Hunting is not the cure but the cause of overpopulation and starvation. Luke
Dommer, the founder of the Committee to Abolish Sport Hunting, had proposed
to several state wildlife agencies that if they are serious about using hunting
as a population control tool in areas where the sex ratio is already badly
distorted, they should institute a doe season (taking no bucks but only does
until the ratio is again stabilized at 50:50). All agencies have rejected that
proposal thereby giving up any pretense of ecologically motivated sound wildlife
management. They quite consciously and openly state that they are in business to
provide the maximum number of live targets to hunters each year.

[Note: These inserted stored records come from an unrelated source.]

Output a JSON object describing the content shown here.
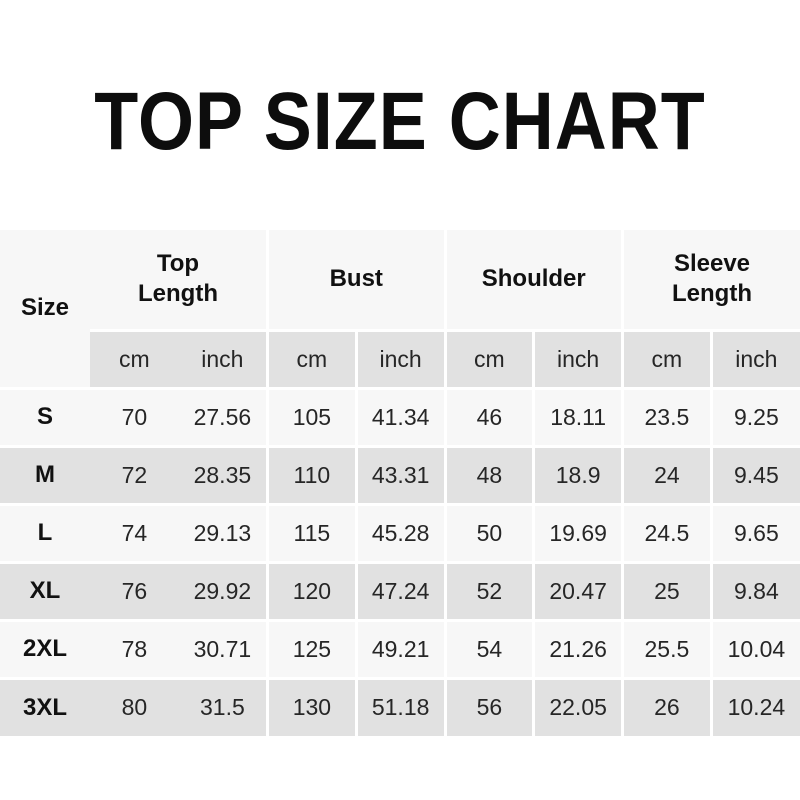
{
  "title": "TOP SIZE CHART",
  "table": {
    "size_header": "Size",
    "groups": [
      {
        "label": "Top Length"
      },
      {
        "label": "Bust"
      },
      {
        "label": "Shoulder"
      },
      {
        "label": "Sleeve Length"
      }
    ],
    "units": [
      "cm",
      "inch",
      "cm",
      "inch",
      "cm",
      "inch",
      "cm",
      "inch"
    ],
    "rows": [
      {
        "size": "S",
        "values": [
          "70",
          "27.56",
          "105",
          "41.34",
          "46",
          "18.11",
          "23.5",
          "9.25"
        ]
      },
      {
        "size": "M",
        "values": [
          "72",
          "28.35",
          "110",
          "43.31",
          "48",
          "18.9",
          "24",
          "9.45"
        ]
      },
      {
        "size": "L",
        "values": [
          "74",
          "29.13",
          "115",
          "45.28",
          "50",
          "19.69",
          "24.5",
          "9.65"
        ]
      },
      {
        "size": "XL",
        "values": [
          "76",
          "29.92",
          "120",
          "47.24",
          "52",
          "20.47",
          "25",
          "9.84"
        ]
      },
      {
        "size": "2XL",
        "values": [
          "78",
          "30.71",
          "125",
          "49.21",
          "54",
          "21.26",
          "25.5",
          "10.04"
        ]
      },
      {
        "size": "3XL",
        "values": [
          "80",
          "31.5",
          "130",
          "51.18",
          "56",
          "22.05",
          "26",
          "10.24"
        ]
      }
    ]
  },
  "colors": {
    "row_light": "#f7f7f7",
    "row_gray": "#e1e1e1",
    "grid_line": "#ffffff",
    "text_dark": "#111111",
    "text_num": "#262626"
  }
}
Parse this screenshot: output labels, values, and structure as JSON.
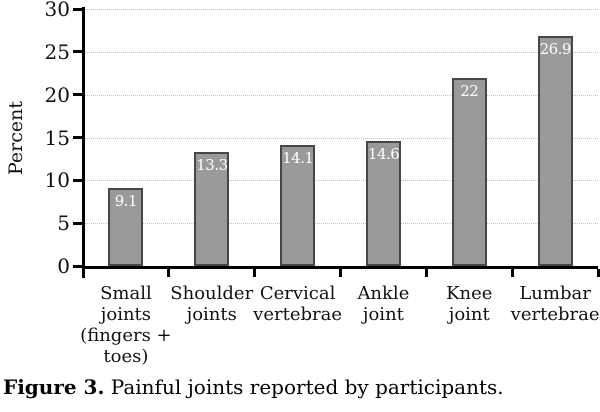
{
  "caption": {
    "label": "Figure 3.",
    "text": "Painful joints reported by participants."
  },
  "chart_data": {
    "type": "bar",
    "title": "",
    "xlabel": "",
    "ylabel": "Percent",
    "categories": [
      "Small joints (fingers + toes)",
      "Shoulder joints",
      "Cervical vertebrae",
      "Ankle joint",
      "Knee joint",
      "Lumbar vertebrae"
    ],
    "tick_labels": [
      "Small\njoints\n(fingers +\ntoes)",
      "Shoulder\njoints",
      "Cervical\nvertebrae",
      "Ankle\njoint",
      "Knee\njoint",
      "Lumbar\nvertebrae"
    ],
    "values": [
      9.1,
      13.3,
      14.1,
      14.6,
      22,
      26.9
    ],
    "value_labels": [
      "9.1",
      "13.3",
      "14.1",
      "14.6",
      "22",
      "26.9"
    ],
    "ylim": [
      0,
      30
    ],
    "yticks": [
      0,
      5,
      10,
      15,
      20,
      25,
      30
    ],
    "grid": "horizontal dotted, at every y tick above 0",
    "legend": "none",
    "colors": {
      "bar_fill": "#9a9a9a",
      "bar_border": "#474747",
      "gridline": "#c2c2c2",
      "axis": "#000000",
      "value_label": "#ffffff",
      "background": "#ffffff"
    }
  }
}
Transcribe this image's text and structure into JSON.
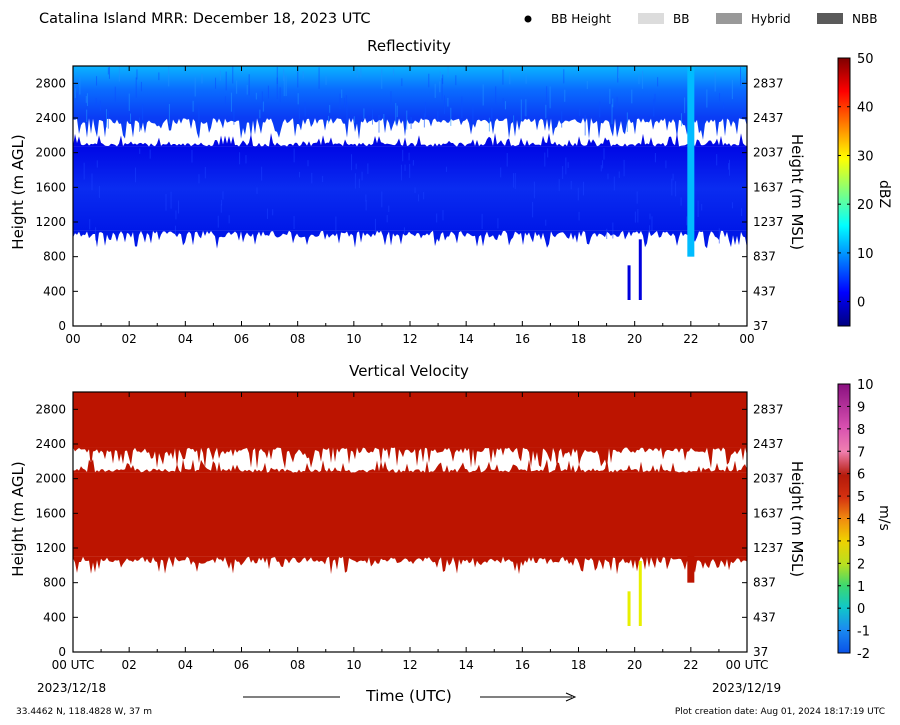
{
  "header": {
    "title": "Catalina Island MRR:  December 18, 2023 UTC",
    "legend": [
      {
        "label": "BB Height",
        "icon": "dot",
        "color": "#000000"
      },
      {
        "label": "BB",
        "icon": "swatch",
        "color": "#dcdcdc"
      },
      {
        "label": "Hybrid",
        "icon": "swatch",
        "color": "#999999"
      },
      {
        "label": "NBB",
        "icon": "swatch",
        "color": "#5a5a5a"
      }
    ]
  },
  "footer": {
    "coords": "33.4462 N, 118.4828 W, 37 m",
    "created": "Plot creation date: Aug 01, 2024 18:17:19 UTC",
    "xlabel": "Time (UTC)",
    "start_date": "2023/12/18",
    "end_date": "2023/12/19"
  },
  "chart_data": [
    {
      "type": "heatmap",
      "title": "Reflectivity",
      "ylabel": "Height (m AGL)",
      "y2label": "Height (m MSL)",
      "xticks": [
        "00",
        "02",
        "04",
        "06",
        "08",
        "10",
        "12",
        "14",
        "16",
        "18",
        "20",
        "22",
        "00"
      ],
      "xlim": [
        0,
        24
      ],
      "yticks": [
        0,
        400,
        800,
        1200,
        1600,
        2000,
        2400,
        2800
      ],
      "y2ticks": [
        37,
        437,
        837,
        1237,
        1637,
        2037,
        2437,
        2837
      ],
      "ylim": [
        0,
        3000
      ],
      "colorbar": {
        "label": "dBZ",
        "ticks": [
          0,
          10,
          20,
          30,
          40,
          50
        ],
        "range": [
          -5,
          50
        ],
        "colormap": "jet"
      },
      "bands": [
        {
          "name": "upper layer",
          "y": [
            2400,
            3000
          ],
          "value_dbz": 5
        },
        {
          "name": "gap",
          "y": [
            2070,
            2400
          ],
          "value": null
        },
        {
          "name": "main layer",
          "y": [
            1100,
            2070
          ],
          "value_dbz": 1
        }
      ],
      "features": [
        {
          "x": 19.8,
          "y": [
            300,
            700
          ],
          "value_dbz": 0
        },
        {
          "x": 20.2,
          "y": [
            300,
            1000
          ],
          "value_dbz": 0
        },
        {
          "x": 22.0,
          "y": [
            800,
            3000
          ],
          "value_dbz": 12
        }
      ]
    },
    {
      "type": "heatmap",
      "title": "Vertical Velocity",
      "ylabel": "Height (m AGL)",
      "y2label": "Height (m MSL)",
      "xticks": [
        "00 UTC",
        "02",
        "04",
        "06",
        "08",
        "10",
        "12",
        "14",
        "16",
        "18",
        "20",
        "22",
        "00 UTC"
      ],
      "xlim": [
        0,
        24
      ],
      "yticks": [
        0,
        400,
        800,
        1200,
        1600,
        2000,
        2400,
        2800
      ],
      "y2ticks": [
        37,
        437,
        837,
        1237,
        1637,
        2037,
        2437,
        2837
      ],
      "ylim": [
        0,
        3000
      ],
      "colorbar": {
        "label": "m/s",
        "ticks": [
          -2,
          -1,
          0,
          1,
          2,
          3,
          4,
          5,
          6,
          7,
          8,
          9,
          10
        ],
        "range": [
          -2,
          10
        ]
      },
      "bands": [
        {
          "name": "upper layer",
          "y": [
            2360,
            3000
          ],
          "value_ms": 5.7
        },
        {
          "name": "gap",
          "y": [
            2070,
            2360
          ],
          "value": null
        },
        {
          "name": "main layer",
          "y": [
            1100,
            2070
          ],
          "value_ms": 5.7
        }
      ],
      "features": [
        {
          "x": 19.8,
          "y": [
            300,
            700
          ],
          "value_ms": 2.5
        },
        {
          "x": 20.2,
          "y": [
            300,
            1050
          ],
          "value_ms": 2.5
        },
        {
          "x": 22.0,
          "y": [
            800,
            1200
          ],
          "value_ms": 5.7
        }
      ]
    }
  ]
}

Powerful hunting lobbies in 35 states have persuaded lawmakers to enact
"hunter harassment" laws that make it illegal for non-hunters to
interfere in behalf of animals targeted by hunters, but these laws are being
challenged on constitutional grounds.
Connecticut's law was found to impact on freedom of speech without a compelling
state interest and was struck down by a U.S. appeals court.
WHAT CAN BE DONE:
Before you support a "wildlife" or "conservation" group, ask
if it supports hunting. Such groups as the National Wildlife Federation, the
National Audubon Society, the Sierra Club, the Izaak Walton League, the
Wilderness Society, World Wildlife Fund, and many others are pro-hunting.
To combat hunting in your area:
Post "No Hunting" signs on your land
Join or form a local anti-hunting organization
protest organized hunts
Play loud radios and spread deer repellent or human hair (from barber shops)
near hunting areas.
Report poachers in national parks to the National Parks and Conservation
Association at 1-800-448-NPCA.
Tell others the facts about hunting.
Encourage your legislators to enact or enforce wildlife protection laws, and
insist that non-hunters be equally represented on wildlife agency staffs.